Lead AI Full Stack Software Engineer – Investments Technology
T. Rowe Price · Baltimore, MD · 1 mo ago
Hybrid$145k–$247k/yrFull-time
Role Summary
Lead the design, development, and deployment of production-grade agentic AI systems embedded directly into the investment lifecycle as part of the Investments Technology team. Work in cross-functional squads across Investments, Investments Technology, and TRP Labs to architect, build, and operationalize autonomous AI agents that interact with proprietary financial data, enterprise systems, and investment professionals.
Responsibilities
- Lead the design, development, and deployment of AI systems, providing technical mentorship and oversight to engineering squads.
- Collaborate in cross-functional squads to ensure responsible AI solutions are scaled across the enterprise.

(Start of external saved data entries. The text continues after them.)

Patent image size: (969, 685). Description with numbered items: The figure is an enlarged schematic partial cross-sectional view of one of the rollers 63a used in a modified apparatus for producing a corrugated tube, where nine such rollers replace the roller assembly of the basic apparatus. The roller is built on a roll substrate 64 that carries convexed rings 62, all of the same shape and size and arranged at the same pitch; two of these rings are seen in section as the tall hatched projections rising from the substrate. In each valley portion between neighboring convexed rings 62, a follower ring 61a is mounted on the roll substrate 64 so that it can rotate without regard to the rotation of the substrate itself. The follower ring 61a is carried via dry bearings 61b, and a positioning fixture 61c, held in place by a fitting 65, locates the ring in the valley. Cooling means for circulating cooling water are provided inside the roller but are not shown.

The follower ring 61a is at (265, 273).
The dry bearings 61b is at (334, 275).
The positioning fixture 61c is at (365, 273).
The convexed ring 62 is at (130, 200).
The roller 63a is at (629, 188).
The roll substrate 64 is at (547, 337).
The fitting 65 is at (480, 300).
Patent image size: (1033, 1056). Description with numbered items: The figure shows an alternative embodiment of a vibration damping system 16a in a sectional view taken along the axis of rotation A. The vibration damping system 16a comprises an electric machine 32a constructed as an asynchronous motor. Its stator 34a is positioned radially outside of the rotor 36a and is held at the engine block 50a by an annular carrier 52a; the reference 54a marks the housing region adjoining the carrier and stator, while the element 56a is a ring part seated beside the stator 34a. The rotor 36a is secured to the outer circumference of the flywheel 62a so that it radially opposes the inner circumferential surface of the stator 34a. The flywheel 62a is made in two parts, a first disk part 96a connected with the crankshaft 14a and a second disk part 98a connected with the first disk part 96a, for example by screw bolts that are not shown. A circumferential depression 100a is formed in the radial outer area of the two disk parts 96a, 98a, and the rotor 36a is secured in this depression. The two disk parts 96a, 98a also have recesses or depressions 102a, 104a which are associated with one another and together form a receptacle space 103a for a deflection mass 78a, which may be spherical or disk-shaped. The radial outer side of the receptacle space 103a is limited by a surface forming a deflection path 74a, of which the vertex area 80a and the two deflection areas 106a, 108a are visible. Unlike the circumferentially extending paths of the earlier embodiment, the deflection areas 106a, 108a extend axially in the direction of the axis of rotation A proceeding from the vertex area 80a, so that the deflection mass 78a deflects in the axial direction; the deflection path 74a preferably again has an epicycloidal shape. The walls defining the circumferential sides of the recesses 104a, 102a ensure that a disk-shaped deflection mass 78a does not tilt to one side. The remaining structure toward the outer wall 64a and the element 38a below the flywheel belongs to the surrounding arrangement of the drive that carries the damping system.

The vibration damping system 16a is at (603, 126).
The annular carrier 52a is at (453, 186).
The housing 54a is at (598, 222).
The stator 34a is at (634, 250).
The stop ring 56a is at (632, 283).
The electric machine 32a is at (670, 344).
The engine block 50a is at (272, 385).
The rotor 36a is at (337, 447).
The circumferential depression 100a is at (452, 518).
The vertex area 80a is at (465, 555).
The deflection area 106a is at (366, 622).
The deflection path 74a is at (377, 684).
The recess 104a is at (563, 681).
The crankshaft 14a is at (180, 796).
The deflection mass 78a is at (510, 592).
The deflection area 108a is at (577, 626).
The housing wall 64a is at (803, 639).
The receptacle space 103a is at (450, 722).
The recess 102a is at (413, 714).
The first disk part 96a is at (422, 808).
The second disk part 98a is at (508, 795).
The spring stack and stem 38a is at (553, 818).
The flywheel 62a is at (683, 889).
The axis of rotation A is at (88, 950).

- Partner with business stakeholders to develop agent-driven workflows that automate complex processes and generate actionable insights.
- Champion engineering excellence by establishing and enforcing best practices in AI development, continuous integration, and code quality.
- Oversee projects on agent orchestration, prompt engineering, and real-time, data-driven automation.
- Prioritize and manage technical debt, driving ongoing improvements in AI platforms and infrastructure.
- Proactively identify and pursue opportunities to apply AI agents for increased business value and operational efficiency.
Qualifications
- BS or MS in Computer Science or a related technical field (or equivalent experience), with 8+ years of progressive professional development experience in Python, including demonstrated leadership of engineering teams.
- Extensive hands-on expertise in architecting and delivering cloud-native solutions using AWS or Azure, containerized microservices, and agent frameworks.
- Hands-on experience building LLM-powered or agent-based systems in production.
- Exceptional analytical and problem-solving skills, with a proven ability to guide teams through complex technical challenges.
- Able to communicate with and influence both business stakeholders and technical teams.
- Demonstrated commitment to engineering excellence through setting and upholding standards for automated testing, code reviews, and continuous delivery.
Preferred Experience
- With retrieval-augmented generation (RAG), vector databases, MCP servers, agent orchestration frameworks, prompt evaluation and iteration, model benchmarking, and performance testing.
- Experience with Amazon Bedrock AgentCore, AWS Kiro, and OpenAI Codex.
- Experience in asset management, financial markets, or quantitative research environments.
- Solid understanding of financial markets, financial instruments, and financial datasets.